Two Coumarin Compounds Isolated from Scadoxus Multiflorus as a Potential Therapeutic Candidates against Plasmodium Falciparum Enzymes through Insilco Approach

The rising incidence of Plasmodium falciparum resistance to existing antimalarial drugs continues to undermine global malaria control efforts, particularly in developing countries where the disease remains a major cause of morbidity and mortality. Given the emergence of drug-resistant strains and the limited pipeline of new therapeutic leads, the search for novel antimalarial agents from natural sources is of critical importance. In this study, two coumarin derivatives isolated from Scadoxus multiflorus were investigated for their potential antimalarial activity using an in-silico approach. The molecular structures of the compounds were generated with ChemDraw and energy-minimized using Spartan14. Their pharmacokinetic properties and toxicity profiles were predicted using SwissADME and ProTox 3.0, respectively. Molecular docking was conducted with AutoDock Vina to evaluate binding interactions with key P. falciparum enzymes, including Falcipain-2, Falcipain-3, and Plasmepsin-2. Compound B12 (2-methyl-2H-chromen-7-ol) exhibited binding affinities between − 5.3 and − 5.6 kcal/mol, whereas compound C11 (7- methoxy-2H-chromen-2-one) demonstrated slightly stronger affinities ranging from − 5.9 to − 5.6 kcal/mol.

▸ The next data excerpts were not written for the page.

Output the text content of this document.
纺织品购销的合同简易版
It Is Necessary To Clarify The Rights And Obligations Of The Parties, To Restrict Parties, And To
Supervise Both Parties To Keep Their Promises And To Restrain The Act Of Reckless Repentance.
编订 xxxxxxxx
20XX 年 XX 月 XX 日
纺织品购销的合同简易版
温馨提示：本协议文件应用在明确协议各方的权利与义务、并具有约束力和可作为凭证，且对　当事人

Both compounds engaged in favorable hydrogen bonding, van der Waals interactions, and π–π stacking with active-site residues. Drug-likeness assessments confirmed compliance with Lipinski’s rule of five, and toxicity predictions revealed acceptable safety margins (LD50: 500 mg/kg for B12 and 4300 mg/kg for C11). Collectively, these findings suggest that the tested coumarin derivatives possess desirable pharmacological properties and a multi-target binding profile, supporting their candidacy for further development as antimalarial agents. Experimental validation through in vitro and in vivo studies is warranted to confirm their therapeutic potential and advance them toward clinical applicability.